Hal ini akan jauh lebih signifikan jika masing-masing individu kader yang kuat menggunakan kekuatannya untuk berpartisipasi menguatkan yang lain.  Hubungan antar masyarakat dengan pola semacam inilah yang kemudian menciptakan masyarakat madani yang progresif namun sarat dengan semangat persaudaraan.

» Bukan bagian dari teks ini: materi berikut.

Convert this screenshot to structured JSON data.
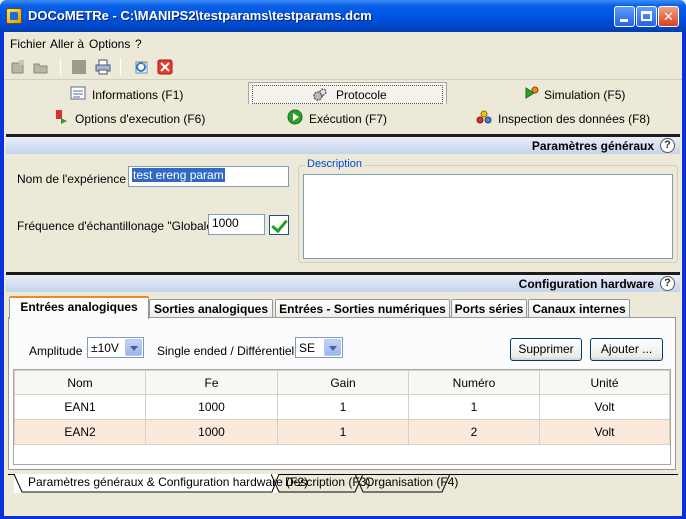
{
  "window": {
    "title": "DOCoMETRe - C:\\MANIPS2\\testparams\\testparams.dcm",
    "minimize_label": "",
    "maximize_label": "",
    "close_label": "✕"
  },
  "menu": [
    "Fichier",
    "Aller à",
    "Options",
    "?"
  ],
  "toolbar": {
    "icons": [
      "new-icon",
      "open-icon",
      "save-icon",
      "print-icon",
      "refresh-icon",
      "delete-icon"
    ]
  },
  "main_tabs": {
    "row1": [
      {
        "label": "Informations (F1)",
        "icon": "info-doc-icon"
      },
      {
        "label": "Protocole",
        "icon": "gears-icon",
        "selected": true
      },
      {
        "label": "Simulation (F5)",
        "icon": "simulation-icon"
      }
    ],
    "row2": [
      {
        "label": "Options d'execution (F6)",
        "icon": "options-icon"
      },
      {
        "label": "Exécution (F7)",
        "icon": "play-icon"
      },
      {
        "label": "Inspection des données (F8)",
        "icon": "inspect-icon"
      }
    ]
  },
  "general": {
    "section_title": "Paramètres généraux",
    "name_label": "Nom de l'expérience  :",
    "name_value": "test ereng param",
    "freq_label": "Fréquence d'échantillonage \"Globale\" :",
    "freq_value": "1000",
    "description_label": "Description",
    "description_value": ""
  },
  "hardware": {
    "section_title": "Configuration hardware",
    "tabs": [
      "Entrées analogiques",
      "Sorties analogiques",
      "Entrées - Sorties numériques",
      "Ports séries",
      "Canaux internes"
    ],
    "active_tab": 0,
    "amplitude_label": "Amplitude :",
    "amplitude_value": "±10V",
    "mode_label": "Single ended / Différentiel :",
    "mode_value": "SE",
    "remove_button": "Supprimer",
    "add_button": "Ajouter ...",
    "table": {
      "columns": [
        "Nom",
        "Fe",
        "Gain",
        "Numéro",
        "Unité"
      ],
      "rows": [
        [
          "EAN1",
          "1000",
          "1",
          "1",
          "Volt"
        ],
        [
          "EAN2",
          "1000",
          "1",
          "2",
          "Volt"
        ]
      ]
    }
  },
  "bottom_tabs": [
    "Paramètres généraux & Configuration hardware (F2)",
    "Description (F3)",
    "Organisation (F4)"
  ],
  "colors": {
    "title_bar": "#0054e3",
    "section_bar": "#c5d3ec",
    "row_alt": "#fbe9dc",
    "tab_accent": "#e68b2c"
  }
}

Hal inilah yang dengan terang-terangan dijadikan tujuan mission HMI. HMI telah memproklamasikan bahwa ia berdiri untuk mewujudkan keadaan dimana insane akademis terbina menjadi manusia dengan kualitas Insan Cita, lengkap dengan lima kualitas dasar yang harus dimilikinya.

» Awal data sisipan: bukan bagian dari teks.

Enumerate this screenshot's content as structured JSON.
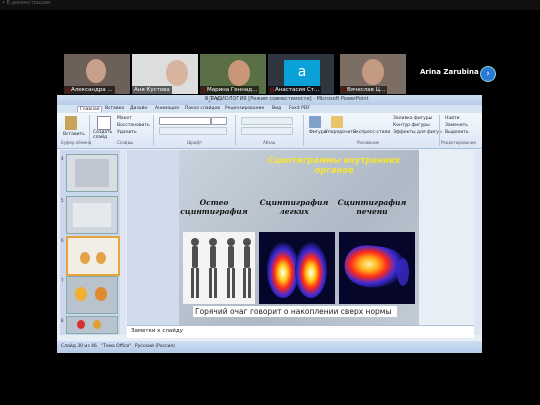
{
  "meeting": {
    "top_left_label": "• В демонстрации",
    "participants": [
      {
        "name": "Александра ...",
        "muted": true
      },
      {
        "name": "Аня Кустова",
        "muted": false
      },
      {
        "name": "Марина Геннад...",
        "muted": true
      },
      {
        "name": "Анастасия Ст...",
        "muted": true,
        "avatar_letter": "a"
      },
      {
        "name": "Вячеслав Ц...",
        "muted": true
      },
      {
        "name": "Arina Zarubina",
        "muted": false
      }
    ],
    "next_arrow": "›"
  },
  "ppt": {
    "window_title": "8_РАДИОЛОГИЯ [Режим совместимости] - Microsoft PowerPoint",
    "window_buttons": "– ❐ ✕",
    "tabs": [
      "Главная",
      "Вставка",
      "Дизайн",
      "Анимация",
      "Показ слайдов",
      "Рецензирование",
      "Вид",
      "Foxit PDF"
    ],
    "ribbon": {
      "paste": "Вставить",
      "create_slide": "Создать слайд",
      "layout": "Макет",
      "restore": "Восстановить",
      "delete": "Удалить",
      "find": "Найти",
      "replace": "Заменить",
      "select": "Выделить",
      "figures": "Фигуры",
      "arrange": "Упорядочить",
      "quick_styles": "Экспресс-стили",
      "shape_fill": "Заливка фигуры",
      "shape_outline": "Контур фигуры",
      "shape_effects": "Эффекты для фигур",
      "groups": [
        "Буфер обмена",
        "Слайды",
        "Шрифт",
        "Абзац",
        "Рисование",
        "Редактирование"
      ]
    },
    "slide_numbers": [
      "4",
      "5",
      "6",
      "7",
      "8"
    ],
    "slide": {
      "title": "Сцинтиграммы внутренних органов",
      "columns": [
        "Остео сцинтиграфия",
        "Сцинтиграфия легких",
        "Сцинтиграфия печени"
      ],
      "caption": "Горячий очаг говорит о накоплении сверх нормы"
    },
    "notes_placeholder": "Заметки к слайду",
    "status": {
      "slide_counter": "Слайд 30 из 46",
      "theme": "\"Тема Office\"",
      "language": "Русский (Россия)"
    }
  },
  "colors": {
    "ribbon_bg": "#dbe6f4",
    "title_yellow": "#f7e23a",
    "mute_red": "#e33333",
    "zoom_blue": "#2a7bd6"
  }
}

[1] Konfiensi-diri merupakan salah satu teori kepemimpinan diri sendiri (Self-Leadership). Self-Leadership adalah “proses mempengaruhi diri sendiri” (Manz, 1992). Wawasan sentral dari teori self-leadership adalah bahwa sikap, keyakinan, pola perilaku self-designed, dan preferensi motivasi individu, menghasilkan sebuah perbedaan dalam pencapaian dan kepuasan personal ke pekerjaan, apakah itu melibatkan eksekutif atau pekerja frontline. Self-Leadership berpendapat bahwa orang yang cakap dengan praktek self-leadership adalah yang sering sukses dalam mendapat posisi leadership yang lebih tinggi dan bisa dikatakan lebih efektif dalam posisinya. Sifat yang mempengaruhi, atau yang dipengaruhi oleh, self-leadership berupa konfidensi diri, ketegasan, resiliensi, energi, kebutuhan akan prestasi, kemauan memikul tanggungjawab, fleksibilitas dan maturitas emosional. Skill pembelajaran kontinyu berhubungan langsung dengan self-leadership.

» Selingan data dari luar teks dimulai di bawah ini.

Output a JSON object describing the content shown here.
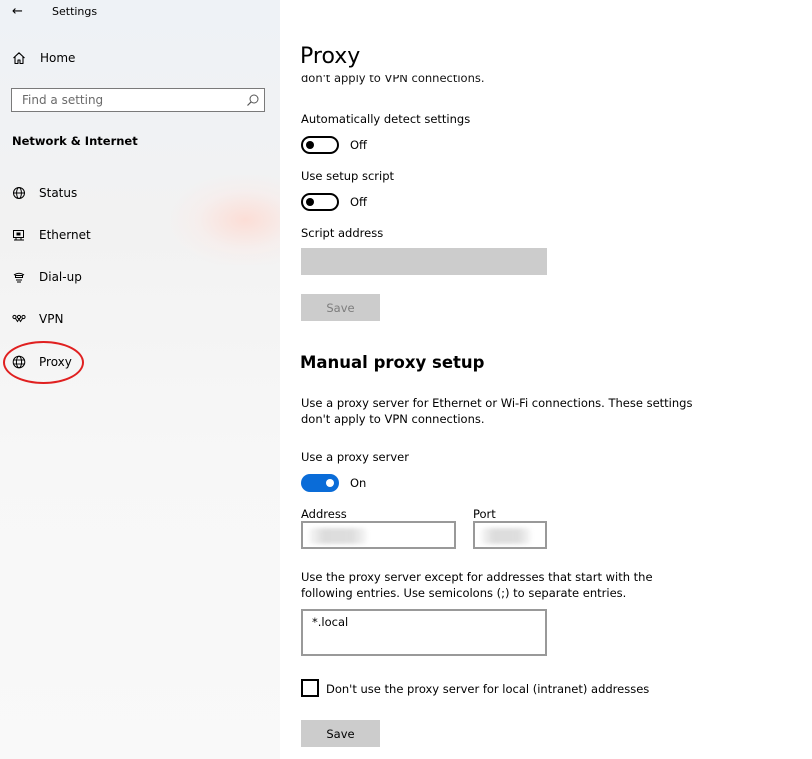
{
  "window": {
    "title": "Settings"
  },
  "sidebar": {
    "home_label": "Home",
    "search_placeholder": "Find a setting",
    "section_title": "Network & Internet",
    "items": [
      {
        "label": "Status",
        "icon": "globe-status-icon"
      },
      {
        "label": "Ethernet",
        "icon": "ethernet-icon"
      },
      {
        "label": "Dial-up",
        "icon": "dialup-icon"
      },
      {
        "label": "VPN",
        "icon": "vpn-icon"
      },
      {
        "label": "Proxy",
        "icon": "globe-icon",
        "selected": true
      }
    ]
  },
  "main": {
    "title": "Proxy",
    "cutoff_text": "don't apply to VPN connections.",
    "auto": {
      "detect_label": "Automatically detect settings",
      "detect_state": "Off",
      "script_label": "Use setup script",
      "script_state": "Off",
      "address_label": "Script address",
      "address_value": "",
      "save_label": "Save"
    },
    "manual": {
      "heading": "Manual proxy setup",
      "description": "Use a proxy server for Ethernet or Wi-Fi connections. These settings don't apply to VPN connections.",
      "use_proxy_label": "Use a proxy server",
      "use_proxy_state": "On",
      "address_label": "Address",
      "port_label": "Port",
      "exceptions_description": "Use the proxy server except for addresses that start with the following entries. Use semicolons (;) to separate entries.",
      "exceptions_value": "*.local",
      "local_checkbox_label": "Don't use the proxy server for local (intranet) addresses",
      "local_checkbox_checked": false,
      "save_label": "Save"
    }
  },
  "colors": {
    "accent": "#0a6cd8",
    "annotation": "#e02020",
    "button_bg": "#cccccc"
  }
}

[2] Lihat Nilai-Nilai Dasar Perjuangan (NDP) HMI
[3] Mission merupakan tugas dan tanggung jawab yang diemban, sehingga mission HMI dapat diartikan sebagai tugas dan tanggung jawab yang diemban oleh kader HMI. Sebagai organisasi kader yang memiliki platform yang jelas, sejak awal berdirinya HMI mempunyai komitmen asasi yang disebut dengan dua komitmen asasi, yakni (1) Mempertahankan negara Republik Indonesia dan mempertinggi derajat bangsa Indonesia, yang dikenal dengan komitmen kebangsaan, dan (2) Menegakkan dan mengembangkan ajaran Islam, yang dikenal dengan wawasan keislaman/keumatan. Kesatuan dari kedua wawasan ini disebut dengan wawasan integralistik, yakni cara pandang yang utuh melihat bangsa Indonesia terhadap tugas dan tanggung jawab yang harus dilakukan sebagai warga negara dan umat Islam Indonesia. Penerjemahan komitmen HMI ini disesuaikan dengan konteks jaman, sehingga HMI selalu aktual dan mampu tampil di garda terdepan dalam setiap even.